For current graduates, continuing on to a Master's degree has never been more attractive. During the approximately 2 years required to complete a Master's degree, enough time will have transpired for the economy to have undergone its requisite changes and reinvigorated itself. By the time you graduate, there is a good probability this degree will pay for itself in short order.
Another important trend to be aware of that has been in place for many decades is the separation, or bifurcation, of the wages and salaries of the more highly educated versus those with a high school education or less. In short, if you look at the chart of trends over time, those with a bachelor's degree or higher are achieving better purchasing power and standards of living versus those with high school only, whose relative share of the income pie is dropping. Gone are the days where you could have a factory line or union job in many industries and maintain a robust standard of living, long-term job security, and retirement benefits. Those with lesser education are falling behind, whereas those with important credentials are actually gaining ground in many areas, such as in software, technology, healthcare, and engineering. The events of Covid-19 will no doubt exacerbate and accelerate those long-lived secular trends.
In conclusion, for someone contemplating continuing their higher education, being frugal, practical, and realistic with one's educational goals and choices is very important as well.
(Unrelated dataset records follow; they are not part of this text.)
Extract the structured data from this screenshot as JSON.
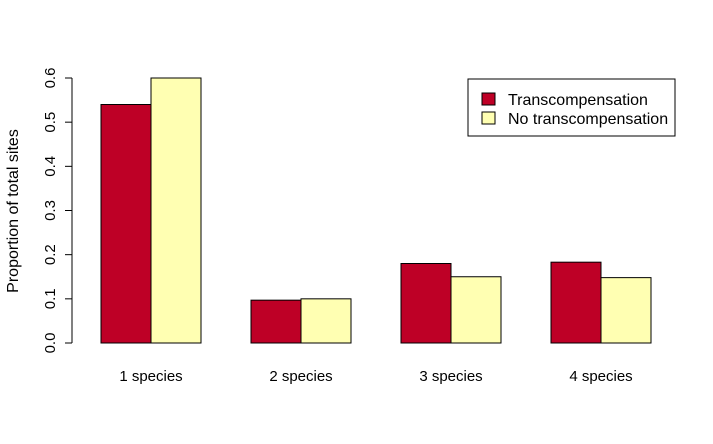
{
  "chart_data": {
    "type": "bar",
    "title": "",
    "xlabel": "",
    "ylabel": "Proportion of total sites",
    "ylim": [
      0,
      0.6
    ],
    "yticks": [
      "0.0",
      "0.1",
      "0.2",
      "0.3",
      "0.4",
      "0.5",
      "0.6"
    ],
    "grid": false,
    "legend_position": "top-right",
    "categories": [
      "1 species",
      "2 species",
      "3 species",
      "4 species"
    ],
    "series": [
      {
        "name": "Transcompensation",
        "color": "#BE0026",
        "values": [
          0.54,
          0.097,
          0.18,
          0.183
        ]
      },
      {
        "name": "No transcompensation",
        "color": "#FFFFB2",
        "values": [
          0.6,
          0.1,
          0.15,
          0.148
        ]
      }
    ]
  }
}
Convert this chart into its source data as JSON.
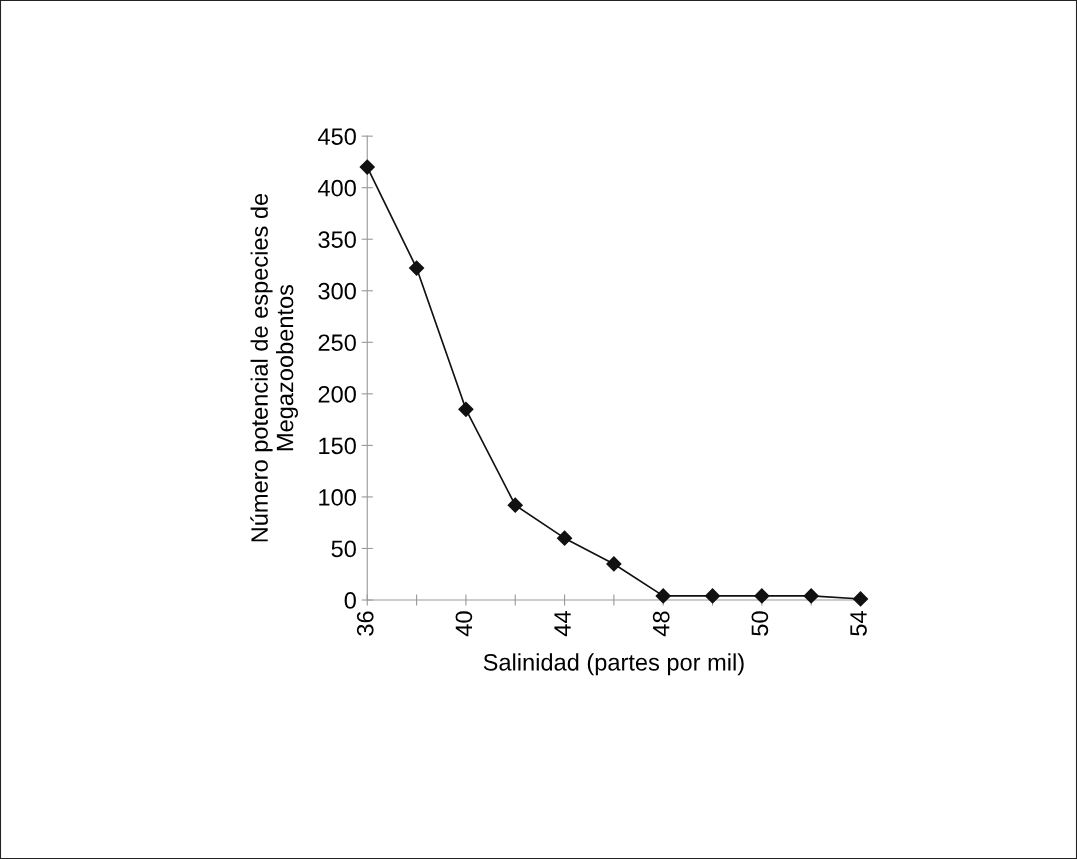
{
  "chart_data": {
    "type": "line",
    "xlabel": "Salinidad (partes por mil)",
    "ylabel": "Número potencial de especies de\nMegazoobentos",
    "categories": [
      "36",
      null,
      "40",
      null,
      "44",
      null,
      "48",
      null,
      "50",
      null,
      "54"
    ],
    "series": [
      {
        "color": "#111111",
        "values": [
          420,
          322,
          185,
          92,
          60,
          35,
          4,
          4,
          4,
          4,
          1
        ]
      }
    ],
    "ylim": [
      0,
      450
    ],
    "yticks": [
      0,
      50,
      100,
      150,
      200,
      250,
      300,
      350,
      400,
      450
    ],
    "marker": "diamond",
    "line_style": "solid",
    "grid": false,
    "legend": false
  }
}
We know of the many stories of those picking the wrong degree, at the wrong school, at the wrong price point — this can lead to lack of a job, excessive student loans, wasted effort, and long-term stress and regrets. Our young people need to pick the right degree, at the right school, at the right price, and take out acceptable amounts of loans to ensure success. Whatever your choices, especially if you are young person, please be cautious, get good advice from a trusted mentor, and follow your passion as well. I would be happy to personally address any of your questions, comments, or criticism at my university email. The future for East Texas is bright in the post Covid-19 world, especially for those who plan for the future and choose correctly.